Palm oil is used in the food industry to fry foods and as ingredients in a wide range of foods including biscuits, margarine, snacks and baked foods. It’s also used in the production of biodiesel, animal feed, soap, shampoo, shaving gel, cleaning products and cosmetics. Palm oil is big business – found in around half of all items on supermarket shelves.
Most oil palms grow in areas that were once tropical forests. Fires set in forests and on carbon-rich peatland to quickly clear land for plantations lead to significant greenhouse gas emissions with impacts seen at a regional and even global scale.
The vast majority of the world’s oil palms are grown on a few islands in Malaysia and Indonesia – islands containing some of the greatest biodiversity on Earth. The expansion of plantations into tropical forests has led to a huge loss of biodiversity with substantial numbers of elephants, rhinos, tigers and orangutans losing their homes. The negative impact on orangutans in particular has been well-documented and now both Bornean and Sumatran species are critically endangered.
The main organisation responsible for the certification of sustainable palm oil is the Roundtable on Sustainable Palm Oil (RSPO), made up of producers, processors and traders, manufacturers, retailers, investors and NGOs. Around a fifth of the world’s palm oil is certified by the RSPO. Concerns have been raised about the monitoring and enforcement of standards for RSPO certification. For example, RSPO standards do not prohibit deforestation or clearance of peatlands, nor do they require protection of landscapes with high carbon stocks. The RSPO say they are trying to clean up their act – they have expelled two companies accused of malpractice and introduced an auditor registry in partnership with a third-party oversight body.
Some companies say the palm oil they buy is not linked to deforestation. However, many are unable to say with confidence that the palm oil they use is not driving the destruction of rainforests or threatening endangered species.
The United Nations Environment Programme (UNEP) supports collaboration between the international conservation community and palm oil developers in order to create sustainable strategies that will save fragile ecosystems and the species that inhabit them. Their 2016 report, Palm Oil Paradox: Sustainable Solutions to Save the Great Apes, includes steps required to ensure that the loss of biodiversity that has occurred in Southeast Asia are not repeated as oil palm plantations now expand into Africa.
Sustainable production of palm oil must include solid promises that any expansion growth does not come at the expense of forest habitats through direct or indirect deforestation.
Government regulation and public pressure are required to ensure that palm oil production and the expansion of oil palm plantations occurs in ways that protect biodiversity-rich ecosystems and prevents further deforestation.

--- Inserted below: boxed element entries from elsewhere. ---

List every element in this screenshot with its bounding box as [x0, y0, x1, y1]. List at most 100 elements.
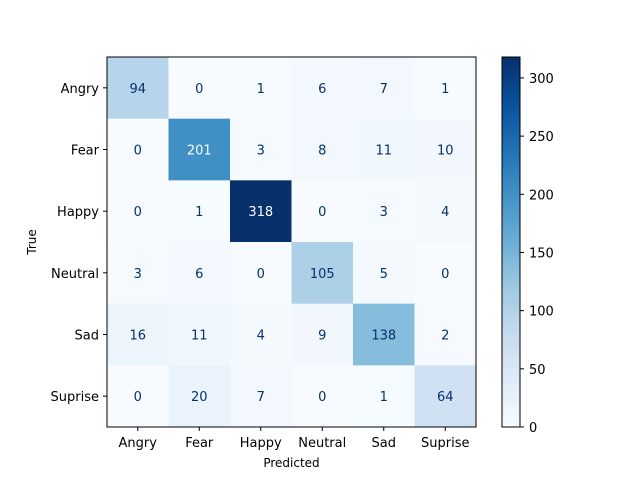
- heatmap-cell: [414, 242, 477, 305]
- heatmap-cell: [107, 180, 169, 243]
- y-tick-label: Angry: [61, 82, 100, 97]
- x-axis-label: Predicted: [263, 456, 319, 470]
- heatmap-cell: [230, 57, 292, 120]
- x-tick-label: Sad: [372, 436, 396, 451]
- cell-value-label: 201: [187, 144, 212, 159]
- cell-value-label: 0: [318, 205, 326, 220]
- cell-value-label: 3: [134, 267, 142, 282]
- heatmap-cell: [168, 365, 231, 428]
- cell-value-label: 0: [441, 267, 449, 282]
- x-tick-label: Neutral: [298, 436, 346, 451]
- cell-value-label: 11: [375, 144, 392, 159]
- cell-value-label: 11: [191, 329, 208, 344]
- cell-value-label: 6: [318, 82, 326, 97]
- x-tick-label: Happy: [240, 436, 282, 451]
- cell-value-label: 64: [437, 390, 454, 405]
- cell-value-label: 0: [257, 267, 265, 282]
- heatmap-cell: [230, 365, 292, 428]
- cell-value-label: 1: [380, 390, 388, 405]
- cell-value-label: 1: [195, 205, 203, 220]
- cell-value-label: 7: [257, 390, 265, 405]
- cell-value-label: 16: [129, 329, 146, 344]
- heatmap-cell: [353, 180, 415, 243]
- cell-value-label: 20: [191, 390, 208, 405]
- heatmap-cell: [107, 303, 169, 366]
- cell-value-label: 10: [437, 144, 454, 159]
- colorbar-tick-label: 0: [529, 421, 537, 436]
- cell-value-label: 4: [441, 205, 449, 220]
- cell-value-label: 6: [195, 267, 203, 282]
- heatmap-cell: [414, 180, 477, 243]
- heatmap-cell: [414, 365, 477, 428]
- heatmap-cell: [291, 180, 354, 243]
- cell-value-label: 5: [380, 267, 388, 282]
- x-tick-label: Angry: [119, 436, 158, 451]
- x-tick-label: Suprise: [421, 436, 469, 451]
- heatmap-cell: [107, 57, 169, 120]
- cell-value-label: 318: [248, 205, 273, 220]
- heatmap-cell: [291, 242, 354, 305]
- cell-value-label: 138: [371, 329, 396, 344]
- cell-value-label: 7: [380, 82, 388, 97]
- heatmap-cell: [353, 118, 415, 181]
- heatmap-cell: [168, 180, 231, 243]
- cell-value-label: 105: [310, 267, 335, 282]
- colorbar-tick-label: 50: [529, 363, 546, 378]
- heatmap-cell: [291, 365, 354, 428]
- heatmap-cell: [414, 57, 477, 120]
- cell-value-label: 0: [318, 390, 326, 405]
- cell-value-label: 9: [318, 329, 326, 344]
- heatmap-cell: [291, 303, 354, 366]
- y-tick-label: Fear: [71, 144, 100, 159]
- cell-value-label: 3: [257, 144, 265, 159]
- heatmap-cell: [353, 365, 415, 428]
- cell-value-label: 0: [134, 390, 142, 405]
- heatmap-cell: [230, 118, 292, 181]
- x-axis-ticks: Angry Fear Happy Neutral Sad Suprise: [119, 427, 469, 451]
- heatmap-cell: [414, 118, 477, 181]
- heatmap-cell: [168, 57, 231, 120]
- plot-frame: [106, 56, 477, 428]
- y-tick-label: Happy: [57, 205, 99, 220]
- heatmap-cell: [107, 118, 169, 181]
- y-axis-ticks: Angry Fear Happy Neutral Sad Suprise: [51, 82, 107, 405]
- heatmap-cell: [230, 180, 292, 243]
- colorbar-tick-label: 250: [529, 130, 554, 145]
- cell-value-label: 4: [257, 329, 265, 344]
- colorbar-ticks: 0 50 100 150 200 250 300: [520, 72, 554, 436]
- colorbar-tick-label: 200: [529, 188, 554, 203]
- cell-value-labels: 94 0 1 6 7 10 201 3 8 11 100 1 318 0 3 43 6 0 105 5 016 11 4 9 1…: [129, 82, 453, 405]
- heatmap-cell: [230, 242, 292, 305]
- cell-value-label: 0: [134, 205, 142, 220]
- heatmap-cell: [291, 118, 354, 181]
- heatmap-cell: [414, 303, 477, 366]
- heatmap-cell: [353, 303, 415, 366]
- colorbar-tick-label: 300: [529, 72, 554, 87]
- cell-value-label: 0: [134, 144, 142, 159]
- cell-value-label: 94: [129, 82, 146, 97]
- cell-value-label: 8: [318, 144, 326, 159]
- y-axis-label: True: [25, 229, 39, 256]
- heatmap-cells: [107, 57, 477, 428]
- y-tick-label: Sad: [75, 329, 99, 344]
- heatmap-cell: [168, 118, 231, 181]
- heatmap-cell: [291, 57, 354, 120]
- heatmap-cell: [353, 57, 415, 120]
- cell-value-label: 1: [257, 82, 265, 97]
- heatmap-cell: [230, 303, 292, 366]
- heatmap-cell: [168, 303, 231, 366]
- y-tick-label: Suprise: [51, 390, 99, 405]
- cell-value-label: 2: [441, 329, 449, 344]
- heatmap-cell: [107, 365, 169, 428]
- heatmap-cell: [353, 242, 415, 305]
- cell-value-label: 3: [380, 205, 388, 220]
- colorbar-tick-label: 150: [529, 246, 554, 261]
- colorbar-tick-label: 100: [529, 305, 554, 320]
- cell-value-label: 0: [195, 82, 203, 97]
- y-tick-label: Neutral: [51, 267, 99, 282]
- heatmap-cell: [168, 242, 231, 305]
- x-tick-label: Fear: [185, 436, 214, 451]
- colorbar: [501, 56, 521, 428]
- cell-value-label: 1: [441, 82, 449, 97]
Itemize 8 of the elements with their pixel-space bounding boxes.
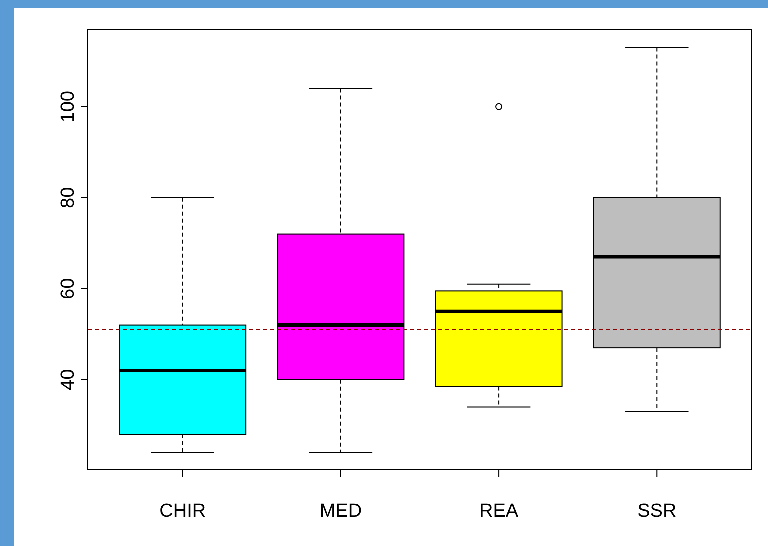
x-tick-label: CHIR [160,501,206,522]
y-tick-label: 60 [58,278,79,300]
y-tick-label: 80 [58,187,79,208]
y-tick-label: 100 [58,91,79,123]
y-tick-label: 40 [58,369,79,390]
x-tick-label: SSR [638,501,677,522]
x-tick-label: REA [480,501,519,522]
x-tick-label: MED [320,501,362,522]
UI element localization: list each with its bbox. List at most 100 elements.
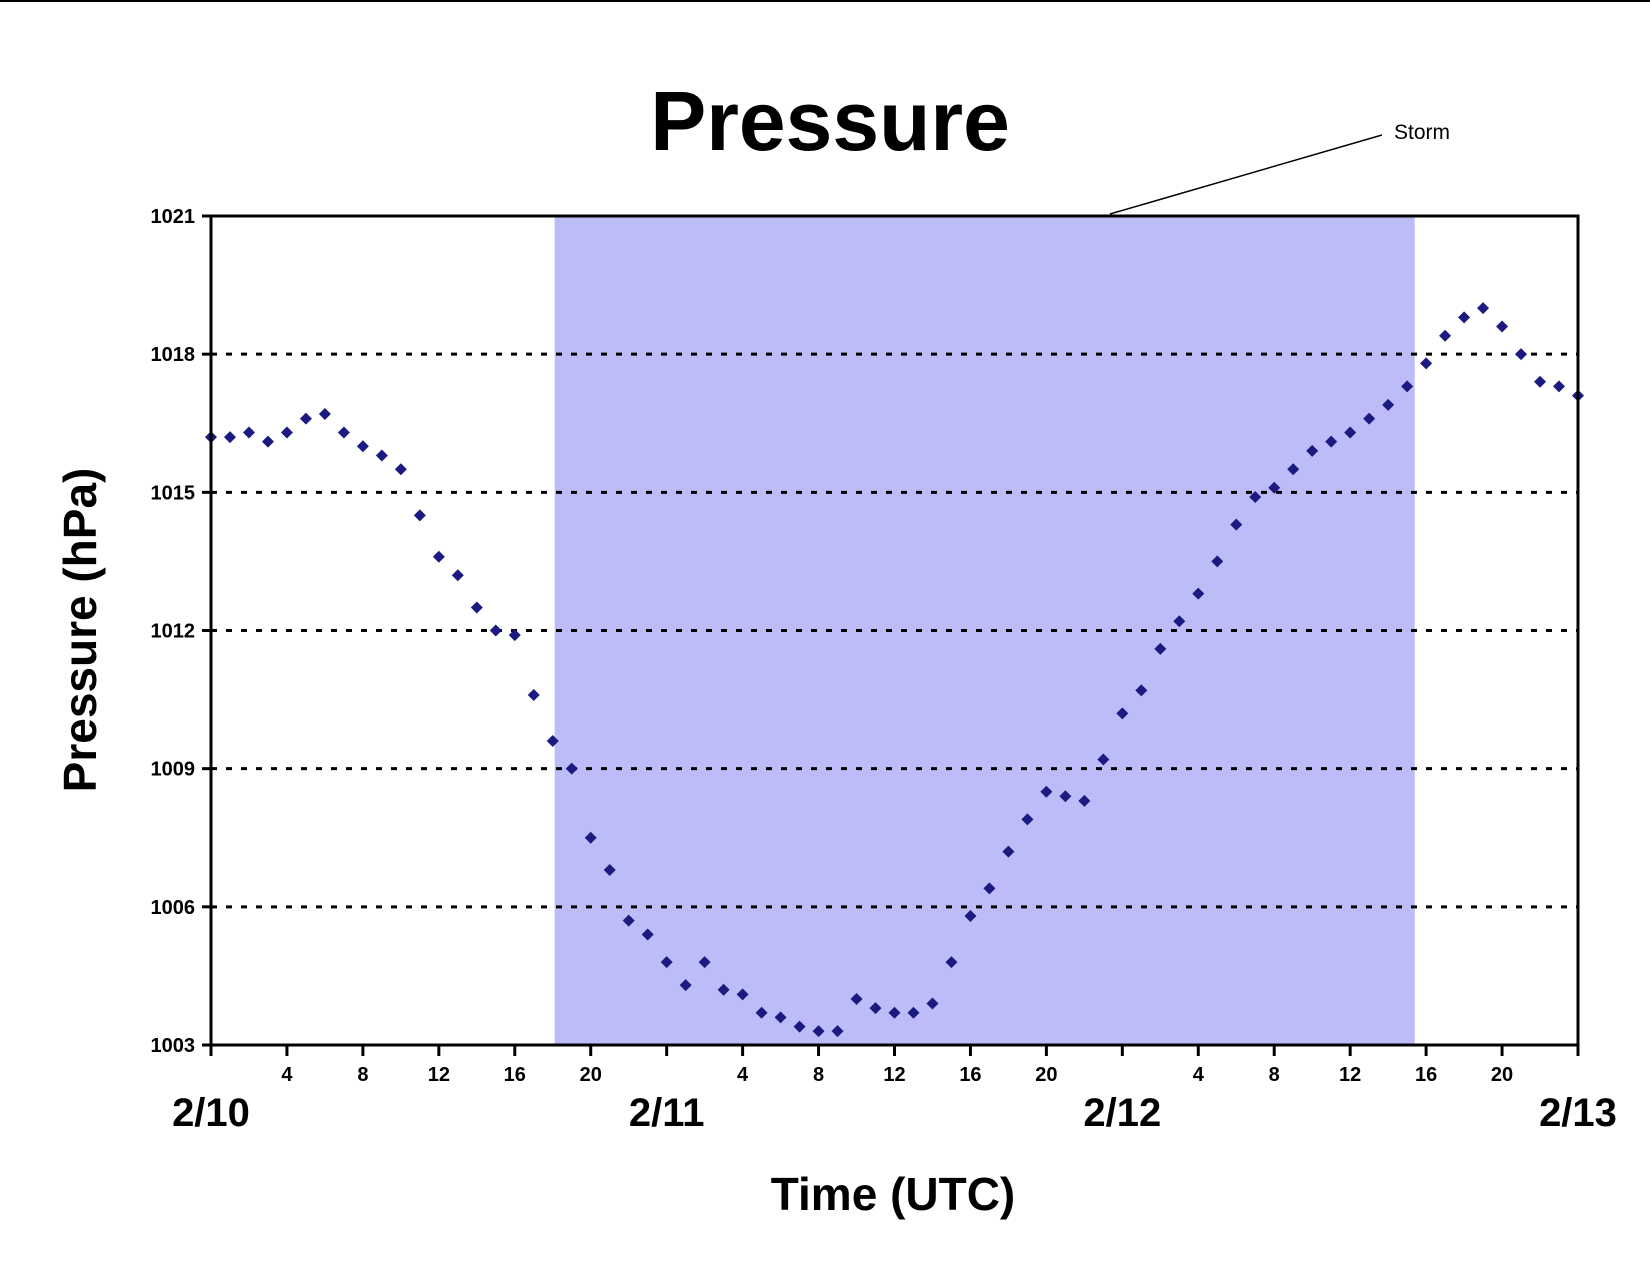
axes: 1003 1006 1009 1012 1015 1018 1021 4 8 12 16 20 4 8 12… [151, 206, 1617, 1135]
data-point [223, 431, 236, 444]
y-tick-label: 1012 [151, 621, 196, 643]
data-point [1249, 490, 1262, 503]
data-point [394, 463, 407, 476]
x-tick-label: 4 [281, 1064, 293, 1086]
x-tick-label: 12 [428, 1064, 450, 1086]
data-point [831, 1025, 844, 1038]
data-point [413, 509, 426, 522]
data-point [1363, 412, 1376, 425]
data-point [698, 956, 711, 969]
data-point [983, 882, 996, 895]
data-point [527, 688, 540, 701]
data-point [1059, 790, 1072, 803]
data-point [1116, 707, 1129, 720]
data-point [546, 735, 559, 748]
storm-band [554, 216, 1415, 1045]
data-point [641, 928, 654, 941]
y-tick-label: 1003 [151, 1035, 196, 1057]
data-point [1401, 380, 1414, 393]
data-point [1420, 357, 1433, 370]
data-point [299, 412, 312, 425]
data-points [205, 302, 1584, 1038]
y-tick-label: 1018 [151, 344, 196, 366]
y-tick-label: 1015 [151, 482, 196, 504]
data-point [1154, 642, 1167, 655]
data-point [1534, 375, 1547, 388]
data-point [660, 956, 673, 969]
data-point [1515, 348, 1528, 361]
data-point [1325, 435, 1338, 448]
data-point [1496, 320, 1509, 333]
data-point [375, 449, 388, 462]
data-point [280, 426, 293, 439]
data-point [1458, 311, 1471, 324]
data-point [508, 629, 521, 642]
data-point [755, 1006, 768, 1019]
date-label: 2/11 [629, 1091, 705, 1135]
data-point [850, 992, 863, 1005]
x-tick-label: 4 [1193, 1064, 1205, 1086]
data-point [964, 910, 977, 923]
data-point [584, 831, 597, 844]
storm-leader-line [1109, 134, 1383, 215]
data-point [1477, 302, 1490, 315]
y-tick-label: 1006 [151, 897, 196, 919]
data-point [1553, 380, 1566, 393]
x-tick-label: 8 [813, 1064, 824, 1086]
chart-title: Pressure [650, 74, 1010, 168]
data-point [1097, 753, 1110, 766]
data-point [1287, 463, 1300, 476]
data-point [1040, 785, 1053, 798]
x-axis-label: Time (UTC) [771, 1168, 1016, 1220]
date-label: 2/13 [1539, 1091, 1617, 1135]
data-point [1211, 555, 1224, 568]
y-axis-label: Pressure (hPa) [54, 468, 106, 793]
x-tick-label: 20 [1035, 1064, 1057, 1086]
x-tick-label: 12 [1339, 1064, 1361, 1086]
data-point [1306, 444, 1319, 457]
data-point [470, 601, 483, 614]
storm-band-layer [554, 216, 1415, 1045]
data-point [356, 440, 369, 453]
gridlines [211, 352, 1578, 909]
y-tick-label: 1021 [151, 206, 196, 228]
data-point [1021, 813, 1034, 826]
data-point [945, 956, 958, 969]
x-tick-label: 20 [1491, 1064, 1513, 1086]
data-point [869, 1002, 882, 1015]
x-tick-label: 16 [1415, 1064, 1437, 1086]
data-point [717, 983, 730, 996]
data-point [1135, 684, 1148, 697]
data-point [926, 997, 939, 1010]
storm-label: Storm [1394, 121, 1450, 144]
data-point [1192, 587, 1205, 600]
data-point [432, 550, 445, 563]
data-point [603, 863, 616, 876]
data-point [907, 1006, 920, 1019]
data-point [489, 624, 502, 637]
data-point [1230, 518, 1243, 531]
x-tick-label: 8 [357, 1064, 368, 1086]
data-point [565, 762, 578, 775]
top-border [0, 0, 1650, 2]
y-tick-label: 1009 [151, 759, 196, 781]
data-point [1344, 426, 1357, 439]
date-label: 2/10 [172, 1091, 250, 1135]
data-point [622, 914, 635, 927]
data-point [774, 1011, 787, 1024]
date-label: 2/12 [1083, 1091, 1161, 1135]
data-point [1173, 615, 1186, 628]
data-point [1382, 398, 1395, 411]
x-tick-label: 20 [580, 1064, 602, 1086]
data-point [261, 435, 274, 448]
data-point [1268, 481, 1281, 494]
x-tick-label: 16 [959, 1064, 981, 1086]
x-tick-label: 8 [1269, 1064, 1280, 1086]
data-point [337, 426, 350, 439]
data-point [793, 1020, 806, 1033]
x-tick-label: 4 [737, 1064, 749, 1086]
data-point [736, 988, 749, 1001]
data-point [451, 569, 464, 582]
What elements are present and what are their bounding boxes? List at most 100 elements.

The scale of demand for palm oil is also a big issue as it’s now used in more products than ever before. The power you have is to vote with your wallet!
For more details and references see: www.viva.org.uk/environment-report/palm-oil
Practical hints and tips
If you want to reduce your palm oil consumption, here are a few suggestions:
- Use the most ethical brand of margarine you can afford. This is Ethical Consumer's breakdown of all the major brands: www.ethicalconsumer.org/buyersguides/food/margarineandspreads.aspx At the time of writing (October 2018) the only palm-oil-free margarine on the market is by a brand called Naturli.
- Reduce your use of items that contain palm oil – eg margarine, biscuits, ready-made pastry etc. www.ethicalconsumer.org/shoppingethically/palmoilfreelist.aspx
- Replace margarine with nut and seed butters (eg cashew and almond butter or tahini). Avoid those brands of peanut butter that include palm oil and buy a more ‘wholefood’ version.
- Make your own vegan butter - Vegan Recipe Club recipe coming soon!
- Use organic coconut oil – use sparingly as it is very high in saturated fat – but can be useful in cakes and for frying.
- Use oil in home baking – most cakes work fine with plain vegetable or rapeseed oil instead of margarine. We’ve got plenty of margarine-free cake recipes on the Vegan Recipe Club, for example:
- Make your own pastry using oil or palm oil-free margarine.
- If you have time, cooking from scratch and avoiding certain types of ready-made food and junk food will help. Clearly, this isn’t always possible, particularly if you lead a very busy life or travel a lot, but make a start at something you can do and work from that.